According to one Baghdad security expert, the pro-government force preparing to resist the ISIS assault consists mostly of “highly emotional Shia militias that have sprung up in the wake of the Iraqi Security Forces disappearing and the humiliation at Mosul.” These include the Jaish al-Mahdi, also known as the Mahdi Army, Mahdi Militia or Mahdi Army, created by the Iraqi Shia cleric Muqtada al-Sadr in June 2003; Asa’ib Ahl al-Haq, the League of the Righteous; Kita’ib Hezbollah, Iraqi fighters funded and trained by Iran’s Quds Force; and the Badr Brigade, which fought against British troops near Basra in 2004. But it is questionable whether any of them are under al-Maliki’s control.
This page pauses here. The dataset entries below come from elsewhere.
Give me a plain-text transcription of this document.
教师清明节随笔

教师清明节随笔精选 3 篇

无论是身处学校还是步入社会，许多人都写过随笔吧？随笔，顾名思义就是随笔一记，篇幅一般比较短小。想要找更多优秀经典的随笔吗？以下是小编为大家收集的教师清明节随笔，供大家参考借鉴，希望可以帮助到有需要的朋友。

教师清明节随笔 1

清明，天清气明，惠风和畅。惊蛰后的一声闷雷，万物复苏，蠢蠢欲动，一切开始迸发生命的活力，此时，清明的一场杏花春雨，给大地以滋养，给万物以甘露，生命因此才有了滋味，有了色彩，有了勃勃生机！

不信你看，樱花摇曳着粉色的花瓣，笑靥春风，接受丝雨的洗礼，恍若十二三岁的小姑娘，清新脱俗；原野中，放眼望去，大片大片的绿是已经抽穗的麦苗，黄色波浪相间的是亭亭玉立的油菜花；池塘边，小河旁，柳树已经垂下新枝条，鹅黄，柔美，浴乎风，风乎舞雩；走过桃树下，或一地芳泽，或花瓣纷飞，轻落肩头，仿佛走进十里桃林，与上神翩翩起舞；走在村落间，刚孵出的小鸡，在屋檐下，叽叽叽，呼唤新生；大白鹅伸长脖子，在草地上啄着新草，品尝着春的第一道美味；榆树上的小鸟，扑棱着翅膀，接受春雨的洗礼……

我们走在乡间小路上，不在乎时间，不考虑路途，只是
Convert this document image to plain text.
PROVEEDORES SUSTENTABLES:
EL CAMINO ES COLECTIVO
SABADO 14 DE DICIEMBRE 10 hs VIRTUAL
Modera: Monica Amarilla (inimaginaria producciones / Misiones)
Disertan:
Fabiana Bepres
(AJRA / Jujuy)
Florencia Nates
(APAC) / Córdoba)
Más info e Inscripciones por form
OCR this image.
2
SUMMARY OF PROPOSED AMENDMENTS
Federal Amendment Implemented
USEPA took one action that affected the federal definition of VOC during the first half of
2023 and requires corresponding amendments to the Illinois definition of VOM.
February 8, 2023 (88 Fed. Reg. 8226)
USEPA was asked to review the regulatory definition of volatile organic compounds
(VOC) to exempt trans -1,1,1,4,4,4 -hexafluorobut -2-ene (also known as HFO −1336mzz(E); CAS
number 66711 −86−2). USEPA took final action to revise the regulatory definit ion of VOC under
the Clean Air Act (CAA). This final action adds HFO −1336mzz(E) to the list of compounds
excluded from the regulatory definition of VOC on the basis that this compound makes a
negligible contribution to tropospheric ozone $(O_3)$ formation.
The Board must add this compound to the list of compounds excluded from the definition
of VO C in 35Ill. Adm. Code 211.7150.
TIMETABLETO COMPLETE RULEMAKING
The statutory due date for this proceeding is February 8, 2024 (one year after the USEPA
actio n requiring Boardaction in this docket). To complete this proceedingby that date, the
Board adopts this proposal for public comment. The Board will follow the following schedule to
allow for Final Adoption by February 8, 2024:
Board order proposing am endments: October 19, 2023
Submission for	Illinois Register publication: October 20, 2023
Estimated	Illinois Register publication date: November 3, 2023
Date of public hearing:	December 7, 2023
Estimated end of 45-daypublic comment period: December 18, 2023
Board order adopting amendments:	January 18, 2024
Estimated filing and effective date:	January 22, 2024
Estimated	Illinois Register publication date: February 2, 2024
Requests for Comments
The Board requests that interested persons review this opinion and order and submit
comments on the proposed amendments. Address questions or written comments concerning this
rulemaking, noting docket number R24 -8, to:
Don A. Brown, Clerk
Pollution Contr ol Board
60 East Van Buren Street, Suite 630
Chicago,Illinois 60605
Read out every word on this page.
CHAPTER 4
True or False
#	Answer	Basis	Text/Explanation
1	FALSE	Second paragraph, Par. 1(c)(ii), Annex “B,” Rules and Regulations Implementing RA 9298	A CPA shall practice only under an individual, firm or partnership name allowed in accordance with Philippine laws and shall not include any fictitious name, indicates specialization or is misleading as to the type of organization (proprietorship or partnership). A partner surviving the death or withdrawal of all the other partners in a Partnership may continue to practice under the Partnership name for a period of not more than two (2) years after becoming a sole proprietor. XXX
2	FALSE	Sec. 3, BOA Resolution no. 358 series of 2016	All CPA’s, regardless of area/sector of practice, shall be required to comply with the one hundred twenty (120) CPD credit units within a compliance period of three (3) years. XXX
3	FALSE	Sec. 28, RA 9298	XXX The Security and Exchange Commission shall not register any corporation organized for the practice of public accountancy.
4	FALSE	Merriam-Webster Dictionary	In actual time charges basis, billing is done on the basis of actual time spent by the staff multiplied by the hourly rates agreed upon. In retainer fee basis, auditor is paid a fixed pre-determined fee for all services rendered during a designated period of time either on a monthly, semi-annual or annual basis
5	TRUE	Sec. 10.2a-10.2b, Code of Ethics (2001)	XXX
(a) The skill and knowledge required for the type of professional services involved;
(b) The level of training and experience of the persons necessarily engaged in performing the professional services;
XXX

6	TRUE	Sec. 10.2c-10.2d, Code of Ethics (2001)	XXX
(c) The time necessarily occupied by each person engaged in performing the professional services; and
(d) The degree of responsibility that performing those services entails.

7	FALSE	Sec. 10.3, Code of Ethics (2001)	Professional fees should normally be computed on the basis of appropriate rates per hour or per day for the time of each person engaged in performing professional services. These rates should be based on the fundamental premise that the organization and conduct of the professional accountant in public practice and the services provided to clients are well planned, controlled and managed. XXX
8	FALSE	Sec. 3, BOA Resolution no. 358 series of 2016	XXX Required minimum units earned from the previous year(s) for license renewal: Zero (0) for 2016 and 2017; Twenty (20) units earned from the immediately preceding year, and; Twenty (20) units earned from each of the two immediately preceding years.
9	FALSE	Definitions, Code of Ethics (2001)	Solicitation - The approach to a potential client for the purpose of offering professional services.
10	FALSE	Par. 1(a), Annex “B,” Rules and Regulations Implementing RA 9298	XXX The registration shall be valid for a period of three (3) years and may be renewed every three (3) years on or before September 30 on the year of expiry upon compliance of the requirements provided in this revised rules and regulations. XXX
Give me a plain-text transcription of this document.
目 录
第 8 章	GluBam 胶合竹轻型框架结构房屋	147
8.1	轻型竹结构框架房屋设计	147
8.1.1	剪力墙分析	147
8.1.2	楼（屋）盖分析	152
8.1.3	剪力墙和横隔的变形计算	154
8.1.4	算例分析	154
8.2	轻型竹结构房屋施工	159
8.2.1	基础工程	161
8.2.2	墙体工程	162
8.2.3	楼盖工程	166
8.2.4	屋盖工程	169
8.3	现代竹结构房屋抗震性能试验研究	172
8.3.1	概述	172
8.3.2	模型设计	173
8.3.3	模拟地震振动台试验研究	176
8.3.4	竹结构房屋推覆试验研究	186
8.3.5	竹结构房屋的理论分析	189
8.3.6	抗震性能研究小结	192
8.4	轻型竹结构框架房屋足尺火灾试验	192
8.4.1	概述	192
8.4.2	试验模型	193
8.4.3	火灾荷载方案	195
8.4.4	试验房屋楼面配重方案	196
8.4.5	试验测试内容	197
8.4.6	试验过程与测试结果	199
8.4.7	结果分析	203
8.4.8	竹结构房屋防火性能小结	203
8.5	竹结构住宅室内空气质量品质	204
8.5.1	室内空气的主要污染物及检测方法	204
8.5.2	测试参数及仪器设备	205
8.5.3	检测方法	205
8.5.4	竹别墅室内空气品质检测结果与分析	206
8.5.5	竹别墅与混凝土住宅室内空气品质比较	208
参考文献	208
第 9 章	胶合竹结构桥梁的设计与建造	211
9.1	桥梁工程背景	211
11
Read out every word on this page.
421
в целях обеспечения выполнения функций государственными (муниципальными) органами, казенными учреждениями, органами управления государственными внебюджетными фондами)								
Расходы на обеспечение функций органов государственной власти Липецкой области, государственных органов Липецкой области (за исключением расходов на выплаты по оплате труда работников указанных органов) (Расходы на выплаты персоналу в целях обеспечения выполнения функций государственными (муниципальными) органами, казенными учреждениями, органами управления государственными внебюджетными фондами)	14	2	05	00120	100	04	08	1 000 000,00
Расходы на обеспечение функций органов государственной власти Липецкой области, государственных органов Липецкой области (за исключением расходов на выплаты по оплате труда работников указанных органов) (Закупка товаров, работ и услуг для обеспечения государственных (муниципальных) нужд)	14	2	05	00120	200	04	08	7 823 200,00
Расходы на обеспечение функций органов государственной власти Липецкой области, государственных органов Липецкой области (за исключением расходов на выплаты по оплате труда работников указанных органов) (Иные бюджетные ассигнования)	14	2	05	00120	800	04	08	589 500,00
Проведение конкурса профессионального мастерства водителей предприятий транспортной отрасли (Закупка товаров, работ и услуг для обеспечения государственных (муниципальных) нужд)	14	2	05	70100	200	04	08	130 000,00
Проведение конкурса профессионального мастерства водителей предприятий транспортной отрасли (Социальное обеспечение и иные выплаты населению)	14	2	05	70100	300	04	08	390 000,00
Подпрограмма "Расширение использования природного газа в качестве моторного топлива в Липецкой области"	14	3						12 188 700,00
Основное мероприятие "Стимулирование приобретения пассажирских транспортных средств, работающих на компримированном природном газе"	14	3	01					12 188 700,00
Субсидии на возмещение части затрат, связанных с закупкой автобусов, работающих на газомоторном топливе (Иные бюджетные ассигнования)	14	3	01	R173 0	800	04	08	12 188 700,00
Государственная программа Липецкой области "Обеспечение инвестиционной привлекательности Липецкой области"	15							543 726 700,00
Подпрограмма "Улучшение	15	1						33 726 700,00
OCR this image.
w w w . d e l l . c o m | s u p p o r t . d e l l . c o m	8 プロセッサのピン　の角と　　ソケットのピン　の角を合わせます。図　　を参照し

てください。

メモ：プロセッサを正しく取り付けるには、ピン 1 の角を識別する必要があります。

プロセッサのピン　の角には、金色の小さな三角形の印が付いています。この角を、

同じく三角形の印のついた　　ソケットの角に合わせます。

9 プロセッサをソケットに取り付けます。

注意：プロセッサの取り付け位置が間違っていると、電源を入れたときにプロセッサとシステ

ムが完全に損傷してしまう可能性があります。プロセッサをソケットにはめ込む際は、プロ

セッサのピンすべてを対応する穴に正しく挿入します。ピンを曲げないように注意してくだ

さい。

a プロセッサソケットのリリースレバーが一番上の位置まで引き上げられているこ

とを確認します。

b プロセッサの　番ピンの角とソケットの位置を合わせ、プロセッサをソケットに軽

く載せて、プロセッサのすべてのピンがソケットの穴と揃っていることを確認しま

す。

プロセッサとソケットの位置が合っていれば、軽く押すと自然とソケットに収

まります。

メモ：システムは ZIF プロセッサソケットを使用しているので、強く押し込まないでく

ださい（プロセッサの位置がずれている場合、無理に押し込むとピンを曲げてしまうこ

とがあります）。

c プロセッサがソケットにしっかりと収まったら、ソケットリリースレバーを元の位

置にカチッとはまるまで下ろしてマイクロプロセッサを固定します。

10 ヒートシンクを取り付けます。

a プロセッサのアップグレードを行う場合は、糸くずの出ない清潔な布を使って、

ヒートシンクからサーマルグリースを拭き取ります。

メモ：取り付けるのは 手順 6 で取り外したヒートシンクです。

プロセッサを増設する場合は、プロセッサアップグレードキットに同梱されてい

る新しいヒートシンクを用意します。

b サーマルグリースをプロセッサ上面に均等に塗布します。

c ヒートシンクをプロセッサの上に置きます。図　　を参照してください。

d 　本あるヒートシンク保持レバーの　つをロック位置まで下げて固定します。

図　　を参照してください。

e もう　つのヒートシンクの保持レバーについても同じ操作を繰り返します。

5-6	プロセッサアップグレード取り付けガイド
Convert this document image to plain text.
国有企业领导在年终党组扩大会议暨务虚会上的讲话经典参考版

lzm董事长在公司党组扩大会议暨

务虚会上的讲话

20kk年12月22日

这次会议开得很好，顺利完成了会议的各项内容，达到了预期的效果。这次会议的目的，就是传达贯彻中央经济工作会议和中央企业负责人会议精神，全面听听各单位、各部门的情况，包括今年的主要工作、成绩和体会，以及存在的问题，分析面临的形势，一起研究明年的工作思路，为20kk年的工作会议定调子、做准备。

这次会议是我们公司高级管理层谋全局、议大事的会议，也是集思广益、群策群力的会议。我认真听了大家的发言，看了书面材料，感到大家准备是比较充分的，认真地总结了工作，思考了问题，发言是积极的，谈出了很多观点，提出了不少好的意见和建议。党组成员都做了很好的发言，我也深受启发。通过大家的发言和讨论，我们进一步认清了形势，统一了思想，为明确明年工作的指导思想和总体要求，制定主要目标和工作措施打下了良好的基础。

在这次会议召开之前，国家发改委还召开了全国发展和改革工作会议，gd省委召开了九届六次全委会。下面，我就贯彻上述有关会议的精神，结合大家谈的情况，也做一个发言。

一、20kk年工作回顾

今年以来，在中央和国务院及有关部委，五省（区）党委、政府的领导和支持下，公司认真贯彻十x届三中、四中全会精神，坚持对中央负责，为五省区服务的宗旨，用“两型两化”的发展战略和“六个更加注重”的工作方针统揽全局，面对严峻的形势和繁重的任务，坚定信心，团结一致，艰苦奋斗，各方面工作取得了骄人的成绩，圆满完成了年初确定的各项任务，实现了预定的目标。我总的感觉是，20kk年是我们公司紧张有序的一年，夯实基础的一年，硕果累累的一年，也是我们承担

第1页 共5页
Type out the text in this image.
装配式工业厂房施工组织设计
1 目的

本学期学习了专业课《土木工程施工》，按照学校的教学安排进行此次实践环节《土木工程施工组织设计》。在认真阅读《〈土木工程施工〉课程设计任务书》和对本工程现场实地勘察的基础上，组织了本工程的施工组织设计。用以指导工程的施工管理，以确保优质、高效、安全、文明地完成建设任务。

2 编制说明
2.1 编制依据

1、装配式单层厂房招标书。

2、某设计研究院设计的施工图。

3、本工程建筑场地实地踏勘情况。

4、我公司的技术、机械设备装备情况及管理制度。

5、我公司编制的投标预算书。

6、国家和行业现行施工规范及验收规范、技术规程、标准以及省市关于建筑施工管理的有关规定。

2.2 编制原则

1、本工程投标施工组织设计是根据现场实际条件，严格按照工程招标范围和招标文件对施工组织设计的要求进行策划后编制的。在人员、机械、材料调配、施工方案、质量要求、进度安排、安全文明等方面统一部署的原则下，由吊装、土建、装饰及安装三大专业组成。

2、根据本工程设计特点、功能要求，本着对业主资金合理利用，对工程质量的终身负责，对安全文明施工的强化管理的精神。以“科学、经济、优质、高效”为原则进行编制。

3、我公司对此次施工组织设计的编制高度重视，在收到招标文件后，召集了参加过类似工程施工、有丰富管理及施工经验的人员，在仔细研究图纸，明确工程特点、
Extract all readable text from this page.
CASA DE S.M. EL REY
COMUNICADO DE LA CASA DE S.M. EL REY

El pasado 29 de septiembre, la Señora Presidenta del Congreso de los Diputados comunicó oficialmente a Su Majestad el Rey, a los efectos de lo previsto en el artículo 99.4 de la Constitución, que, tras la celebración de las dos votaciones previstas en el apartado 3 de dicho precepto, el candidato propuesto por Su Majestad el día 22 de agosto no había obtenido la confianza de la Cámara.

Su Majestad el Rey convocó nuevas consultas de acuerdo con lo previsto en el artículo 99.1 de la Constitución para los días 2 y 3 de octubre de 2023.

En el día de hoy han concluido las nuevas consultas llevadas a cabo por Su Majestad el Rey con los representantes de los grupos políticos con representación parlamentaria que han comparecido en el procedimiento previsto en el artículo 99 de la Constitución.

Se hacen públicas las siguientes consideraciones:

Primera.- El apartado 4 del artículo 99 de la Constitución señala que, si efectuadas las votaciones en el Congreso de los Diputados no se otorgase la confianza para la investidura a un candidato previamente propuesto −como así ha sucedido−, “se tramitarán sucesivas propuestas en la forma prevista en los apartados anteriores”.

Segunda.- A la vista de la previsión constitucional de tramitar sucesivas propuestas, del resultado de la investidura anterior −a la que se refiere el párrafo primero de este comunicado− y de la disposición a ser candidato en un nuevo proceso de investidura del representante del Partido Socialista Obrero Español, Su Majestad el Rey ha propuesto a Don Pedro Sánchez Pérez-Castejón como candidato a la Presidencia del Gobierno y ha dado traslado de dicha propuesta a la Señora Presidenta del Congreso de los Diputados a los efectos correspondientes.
Three brigades of crack troops al-Maliki is known to give orders to are the 56th Brigade, known as the Baghdad Brigade, and the 54th and 57th brigades. All are on the radar of human rights groups.
So with the Kurds expanding in the north, ISIS advancing on Baghdad and a fragile government presided over by a prime minister who has lost the confidence of the president of the United States, can Iraq be kept from ripping itself apart? Is this the end of Iraq as we have known it, since its borders were drawn nearly a century ago?
The answer, at least in the short term, may come from a meeting of political leaders this weekend in Kurdistan, who will debate whether Iraq can be saved within its own borders as a multicultural entity. The debate is shaped by the experience of the last eight years, when al-Maliki not only failed to bring Sunnis into his government but managed to antagonize and alienate the Sunni population throughout the country.
The frightened residents of Baghdad, in these early summer days, are playing a waiting game. This week, Secretary of State John Kerry will fly into the city and meet with al-Maliki. It will not be a comfortable interview for the prime minister. Kerry’s message will be blunt: The U.S. is not prepared to help the Iraq government militarily unless and until it represents all the communities of Iraq.
“People are afraid of the government not responding,” says Hanaa Edwar, secretary-general of al-Amal, a human rights group in Baghdad, who became famous when she strode into a televised government meeting and began haranguing al-Maliki. “We are very tired. And we are very disappointed.”
One Western NGO worker, who asked to remain nameless, says the future of Iraq is predictably bleak. “The one sure thing here,” he says, “is that everyone ends up in the mortuary.”
Zaab Sethna, a political consultant, offered a more concrete suggestion about the way ahead. “Maliki has to go,” he says. “Because there is no peace without the Sunnis. And there are no Sunnis with Maliki.”